Zimbabwe’s energy landscape is set to transform next year with the commissioning of nine public and private power generation projects that will add 2 690 megawatts to the national grid and ease power cuts.
Although the country has lately been experiencing power outages, largely owing to the ripple effects of the El-Nino-induced drought that affected power generation at Kariba South Hydro Power Station, the Second Republic under the leadership of President Mnangagwa has made huge investments in the energy sector.
Increased industrial capacity utilisation has also resulted in increased energy demand, but that could all be addressed by December next year when more than 2 600MW will be added to the national grid.
In an interview at the weekend, Zesa executive chairman Dr Sydney Gata outlined a range of initiatives that are in the pipeline aimed at delivering universal access to electricity for all citizens.
Some of the projects that will add power to the national grid include the 800MW Hwange repowering project that is being developed by Indian firm, Jindal and will be complete by December next year. This project will bring all six older units at Hwange back onto the grid at full force. At present the six units are working at less than half their optimal capacity.
In addition there are eight private stations being built. The private 720MW Titan project, the 300MW Zhong Jin Heli project and the 270MW ZZE project, all in Hwange, are set to be delivered by end of next year.
Elsewhere, the private Jinan 200MW station in Gweru, the 100MW Xintai station in Beitbridge, the 100MW Afrochine station in Chegutu, the 100MW Dingneng Solar station in Manhize, and the 100MW Dingneng Solar project in Mamina, are also set to come on stream and add to the grid.
All these projects, said Dr Gata, would be delivered by December next year, adding to the current dependable 1 500MW national capacity to make it 4 190MW.
“In the last two years we have been doing a lot of research, a lot of validation of our data, a lot of validations, our conclusions and our master plans,” said Dr Gata.
“Under National Development Strategy 1, we should deliver the end of load-shedding by December 2025. We are increasing internal capacity. We promoted independent power producers and they confirm an end to load-shedding by December 2025, also an end to power imports.”
In respect of energy supply, Dr Gata said the utility had a backlog of connecting almost 500 000 houses which will be met by the end of 2025.
“There are also off-grid projects, there is also mining, industrial and commercial backlog that will be done with, and we have agreements with 10 provincial capitals to restore, expand and modernise public street lighting all by December next year,” he said.
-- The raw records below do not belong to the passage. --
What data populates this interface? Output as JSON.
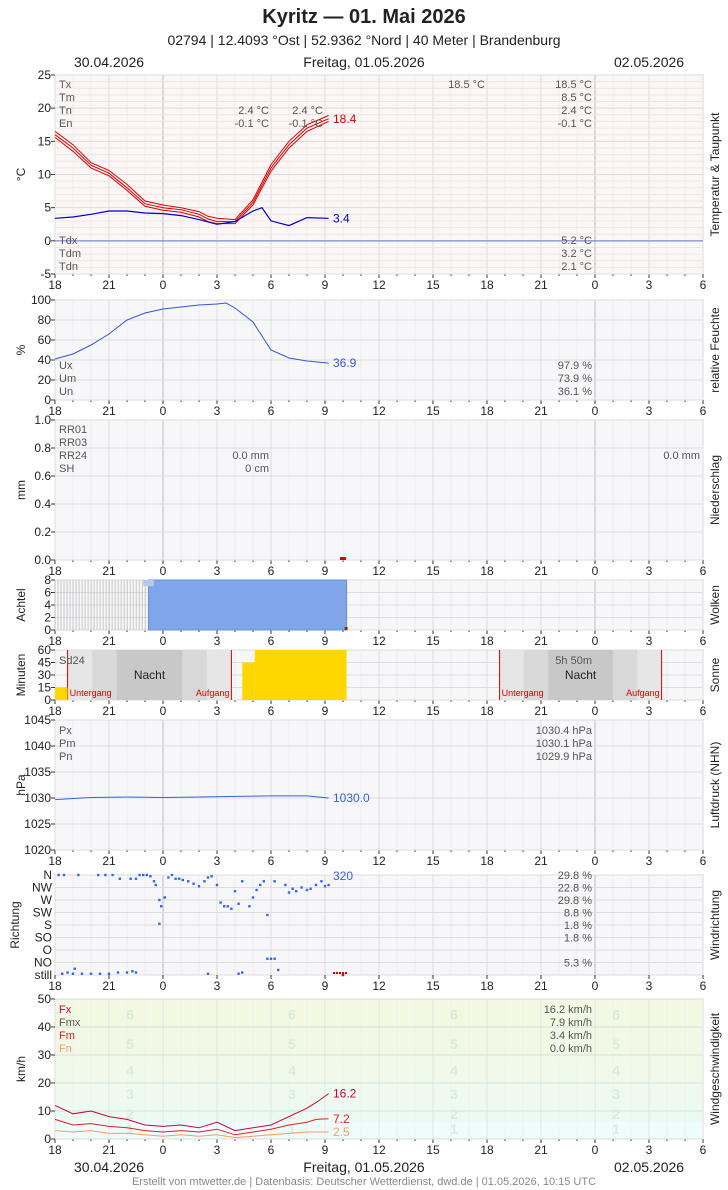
{
  "header": {
    "title": "Kyritz  —  01. Mai 2026",
    "subtitle": "02794  |  12.4093 °Ost  |  52.9362 °Nord  |  40 Meter  |  Brandenburg",
    "date_left": "30.04.2026",
    "date_center": "Freitag, 01.05.2026",
    "date_right": "02.05.2026"
  },
  "footer": "Erstellt von mtwetter.de | Datenbasis: Deutscher Wetterdienst, dwd.de | 01.05.2026, 10:15 UTC",
  "colors": {
    "temp": "#dd0000",
    "dew": "#0000cc",
    "hum": "#3355dd",
    "pres": "#3366dd",
    "cloud_fill": "#7ea6e8",
    "sun": "#ffd700",
    "wind_max": "#cc0044",
    "wind_mean": "#dd2222",
    "wind_min": "#ff9966",
    "dir": "#3366ee"
  },
  "chart_data": [
    {
      "id": "temp",
      "type": "line",
      "title": "Temperatur & Taupunkt",
      "ylabel": "°C",
      "ylim": [
        -5,
        25
      ],
      "yticks": [
        -5,
        0,
        5,
        10,
        15,
        20,
        25
      ],
      "x_hours": [
        18,
        21,
        0,
        3,
        6,
        9,
        12,
        15,
        18,
        21,
        0,
        3,
        6
      ],
      "xlim_hours": [
        0,
        36
      ],
      "series": [
        {
          "name": "Tx",
          "x": [
            0,
            1,
            2,
            3,
            4,
            5,
            6,
            7,
            8,
            8.5,
            9,
            10,
            11,
            12,
            13,
            14,
            15.2
          ],
          "y": [
            16.5,
            14.5,
            11.8,
            10.6,
            8.5,
            6,
            5.4,
            5,
            4.4,
            3.7,
            3.4,
            3.2,
            6.2,
            11.5,
            15,
            17.5,
            18.9
          ]
        },
        {
          "name": "Tm",
          "x": [
            0,
            1,
            2,
            3,
            4,
            5,
            6,
            7,
            8,
            8.5,
            9,
            10,
            11,
            12,
            13,
            14,
            15.2
          ],
          "y": [
            16,
            14,
            11.4,
            10.2,
            8,
            5.6,
            5,
            4.7,
            4,
            3.3,
            2.9,
            2.9,
            5.8,
            11,
            14.5,
            17,
            18.4
          ]
        },
        {
          "name": "Tn",
          "x": [
            0,
            1,
            2,
            3,
            4,
            5,
            6,
            7,
            8,
            8.5,
            9,
            10,
            11,
            12,
            13,
            14,
            15.2
          ],
          "y": [
            15.6,
            13.5,
            11,
            9.8,
            7.6,
            5.2,
            4.6,
            4.3,
            3.6,
            2.9,
            2.6,
            2.6,
            5.4,
            10.5,
            14,
            16.5,
            18
          ]
        },
        {
          "name": "Tdm",
          "x": [
            0,
            1,
            2,
            3,
            4,
            5,
            6,
            7,
            8,
            9,
            10,
            11,
            11.5,
            12,
            13,
            14,
            15.2
          ],
          "y": [
            3.4,
            3.6,
            4,
            4.5,
            4.5,
            4.2,
            4.1,
            3.8,
            3.2,
            2.5,
            2.9,
            4.5,
            5,
            3,
            2.3,
            3.5,
            3.4
          ]
        }
      ],
      "end_labels": {
        "temp": "18.4",
        "dew": "3.4"
      },
      "stats_top": {
        "labels": [
          "Tx",
          "Tm",
          "Tn",
          "En"
        ],
        "today": [
          "",
          "",
          "2.4 °C",
          "-0.1 °C"
        ],
        "today2": [
          "",
          "",
          "2.4 °C",
          "-0.1 °C"
        ],
        "tomorrow_mid": [
          "18.5 °C",
          "",
          "",
          ""
        ],
        "tomorrow": [
          "18.5 °C",
          "8.5 °C",
          "2.4 °C",
          "-0.1 °C"
        ]
      },
      "stats_bottom": {
        "labels": [
          "Tdx",
          "Tdm",
          "Tdn"
        ],
        "tomorrow": [
          "5.2 °C",
          "3.2 °C",
          "2.1 °C"
        ]
      }
    },
    {
      "id": "hum",
      "type": "line",
      "title": "relative Feuchte",
      "ylabel": "%",
      "ylim": [
        0,
        100
      ],
      "yticks": [
        0,
        20,
        40,
        60,
        80,
        100
      ],
      "series": [
        {
          "name": "Um",
          "x": [
            0,
            1,
            2,
            3,
            4,
            5,
            6,
            7,
            8,
            9,
            9.5,
            10,
            11,
            12,
            13,
            14,
            15.2
          ],
          "y": [
            41,
            46,
            55,
            66,
            80,
            87,
            91,
            93,
            95,
            96,
            97,
            92,
            78,
            50,
            42,
            39,
            36.9
          ]
        }
      ],
      "end_label": "36.9",
      "stats": {
        "labels": [
          "Ux",
          "Um",
          "Un"
        ],
        "values": [
          "97.9 %",
          "73.9 %",
          "36.1 %"
        ]
      }
    },
    {
      "id": "precip",
      "type": "bar",
      "title": "Niederschlag",
      "ylabel": "mm",
      "ylim": [
        0,
        1.0
      ],
      "yticks": [
        "0.0",
        "0.2",
        "0.4",
        "0.6",
        "0.8",
        "1.0"
      ],
      "stats": {
        "labels": [
          "RR01",
          "RR03",
          "RR24",
          "SH"
        ],
        "today": [
          "",
          "",
          "0.0 mm",
          "0 cm"
        ],
        "tomorrow": [
          "",
          "",
          "0.0 mm",
          ""
        ]
      }
    },
    {
      "id": "cloud",
      "type": "bar",
      "title": "Wolken",
      "ylabel": "Achtel",
      "ylim": [
        0,
        8
      ],
      "yticks": [
        0,
        2,
        4,
        6,
        8
      ],
      "overcast_from_hour": 5.2,
      "last_hour": 16.2,
      "values_octas": 8
    },
    {
      "id": "sun",
      "type": "bar",
      "title": "Sonne",
      "ylabel": "Minuten",
      "ylim": [
        0,
        60
      ],
      "yticks": [
        0,
        15,
        30,
        45,
        60
      ],
      "labels": {
        "sd": "Sd24",
        "night": "Nacht",
        "sunset": "Untergang",
        "sunrise": "Aufgang",
        "total": "5h 50m"
      },
      "sunset_hours": [
        0.7,
        24.7
      ],
      "sunrise_hours": [
        9.8,
        33.7
      ],
      "bars": [
        {
          "x0": 0,
          "x1": 0.7,
          "min": 15
        },
        {
          "x0": 10.4,
          "x1": 11.1,
          "min": 45
        },
        {
          "x0": 11.1,
          "x1": 16.2,
          "min": 60
        }
      ]
    },
    {
      "id": "pres",
      "type": "line",
      "title": "Luftdruck (NHN)",
      "ylabel": "hPa",
      "ylim": [
        1020,
        1045
      ],
      "yticks": [
        1020,
        1025,
        1030,
        1035,
        1040,
        1045
      ],
      "series": [
        {
          "name": "Pm",
          "x": [
            0,
            2,
            4,
            6,
            8,
            10,
            12,
            14,
            15.2
          ],
          "y": [
            1029.7,
            1030.1,
            1030.2,
            1030.1,
            1030.2,
            1030.3,
            1030.4,
            1030.4,
            1030.0
          ]
        }
      ],
      "end_label": "1030.0",
      "stats": {
        "labels": [
          "Px",
          "Pm",
          "Pn"
        ],
        "values": [
          "1030.4 hPa",
          "1030.1 hPa",
          "1029.9 hPa"
        ]
      }
    },
    {
      "id": "dir",
      "type": "scatter",
      "title": "Windrichtung",
      "ylabel": "Richtung",
      "categories": [
        "N",
        "NW",
        "W",
        "SW",
        "S",
        "SO",
        "O",
        "NO",
        "still"
      ],
      "end_label": "320",
      "stats": [
        "29.8 %",
        "22.8 %",
        "29.8 %",
        "8.8 %",
        "1.8 %",
        "1.8 %",
        "",
        "5.3 %",
        ""
      ],
      "points": [
        [
          0.2,
          8
        ],
        [
          0.5,
          8
        ],
        [
          1.3,
          8
        ],
        [
          2.4,
          8
        ],
        [
          2.8,
          8
        ],
        [
          3.2,
          8
        ],
        [
          3.6,
          7.7
        ],
        [
          4.2,
          7.7
        ],
        [
          4.5,
          7.7
        ],
        [
          4.7,
          8
        ],
        [
          4.9,
          8
        ],
        [
          5.1,
          8
        ],
        [
          5.3,
          7.9
        ],
        [
          5.5,
          7.5
        ],
        [
          5.6,
          7.2
        ],
        [
          5.8,
          6
        ],
        [
          5.9,
          5.5
        ],
        [
          6.1,
          6.2
        ],
        [
          6.3,
          7.8
        ],
        [
          6.5,
          8
        ],
        [
          6.7,
          7.7
        ],
        [
          6.9,
          7.7
        ],
        [
          7.1,
          7.6
        ],
        [
          7.4,
          7.5
        ],
        [
          7.7,
          7.3
        ],
        [
          8,
          7.1
        ],
        [
          8.3,
          7.5
        ],
        [
          8.5,
          7.8
        ],
        [
          8.7,
          7.9
        ],
        [
          9.0,
          7.2
        ],
        [
          9.2,
          5.8
        ],
        [
          9.4,
          5.5
        ],
        [
          9.6,
          5.5
        ],
        [
          9.8,
          5.3
        ],
        [
          10.0,
          6.7
        ],
        [
          10.2,
          5.7
        ],
        [
          10.4,
          7.5
        ],
        [
          10.8,
          5.5
        ],
        [
          11.0,
          6.2
        ],
        [
          11.2,
          6.8
        ],
        [
          11.4,
          7.2
        ],
        [
          11.6,
          7.5
        ],
        [
          11.8,
          4.8
        ],
        [
          12.2,
          7.5
        ],
        [
          12.8,
          7.2
        ],
        [
          13.0,
          6.6
        ],
        [
          13.2,
          6.9
        ],
        [
          13.4,
          6.7
        ],
        [
          13.7,
          7.0
        ],
        [
          14.0,
          6.8
        ],
        [
          14.2,
          6.9
        ],
        [
          14.5,
          7.2
        ],
        [
          14.8,
          7.5
        ],
        [
          15.0,
          7.1
        ],
        [
          15.2,
          7.2
        ],
        [
          5.8,
          4.1
        ],
        [
          1.1,
          0.5
        ],
        [
          0.4,
          0.1
        ],
        [
          0.7,
          0.2
        ],
        [
          1.0,
          0.1
        ],
        [
          1.5,
          0.1
        ],
        [
          2.0,
          0.1
        ],
        [
          2.5,
          0.1
        ],
        [
          3.0,
          0.1
        ],
        [
          3.5,
          0.2
        ],
        [
          4.0,
          0.2
        ],
        [
          4.3,
          0.3
        ],
        [
          4.5,
          0.2
        ],
        [
          8.5,
          0.1
        ],
        [
          10.2,
          0.1
        ],
        [
          10.4,
          0.2
        ],
        [
          11.8,
          1.3
        ],
        [
          12.0,
          1.3
        ],
        [
          12.2,
          1.3
        ],
        [
          12.4,
          0.4
        ],
        [
          16,
          0
        ]
      ],
      "still_from_hour": 15.5
    },
    {
      "id": "wind",
      "type": "line",
      "title": "Windgeschwindigkeit",
      "ylabel": "km/h",
      "ylim": [
        0,
        50
      ],
      "yticks": [
        0,
        10,
        20,
        30,
        40,
        50
      ],
      "bft_levels": [
        1,
        2,
        3,
        4,
        5,
        6
      ],
      "series": [
        {
          "name": "Fx",
          "x": [
            0,
            1,
            2,
            3,
            4,
            5,
            6,
            7,
            8,
            9,
            10,
            11,
            12,
            13,
            14,
            14.5,
            15.2
          ],
          "y": [
            12,
            9,
            10,
            8,
            7,
            5,
            4.5,
            5,
            4,
            6,
            3,
            4,
            5,
            8,
            11,
            13,
            16.2
          ]
        },
        {
          "name": "Fm",
          "x": [
            0,
            1,
            2,
            3,
            4,
            5,
            6,
            7,
            8,
            9,
            10,
            11,
            12,
            13,
            14,
            14.5,
            15.2
          ],
          "y": [
            7,
            5,
            5.5,
            4.5,
            4,
            3,
            2.5,
            3,
            2.5,
            3.5,
            1.5,
            2.5,
            3.5,
            5,
            6,
            7,
            7.2
          ]
        },
        {
          "name": "Fn",
          "x": [
            0,
            1,
            2,
            3,
            4,
            5,
            6,
            7,
            8,
            9,
            10,
            11,
            12,
            13,
            14,
            14.5,
            15.2
          ],
          "y": [
            3,
            2.5,
            3,
            2,
            2,
            1.5,
            1,
            1.5,
            1,
            1.5,
            0.5,
            1,
            1.5,
            2,
            2.5,
            2.5,
            2.5
          ]
        }
      ],
      "end_labels": [
        "16.2",
        "7.2",
        "2.5"
      ],
      "stats": {
        "labels": [
          "Fx",
          "Fmx",
          "Fm",
          "Fn"
        ],
        "values": [
          "16.2 km/h",
          "7.9 km/h",
          "3.4 km/h",
          "0.0 km/h"
        ]
      }
    }
  ]
}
Dr Gata said the ultimate delivery in 2030 is total electrification, which is universal access to electricity for all citizens.
He said Zesa also had a special programme for agriculture to wean irrigation farmers off the ZESA grid by installing solar energy on all the 30 000 farms so that farmers will not get electricity directly from Zesa but will, instead, sell excess energy to the country’s power utility.
“Our strategic response is very detailed and quite comprehensive. We are also providing micro-grids to 9 700 schools, 1 400 hospitals and clinics. When the stability is restored, in my opinion, it is almost forever,” said Dr Gata.
Zesa, he said, would establish a qualified and dedicated team for the energy security programme as well as establish dedicated teams for total electrification projects.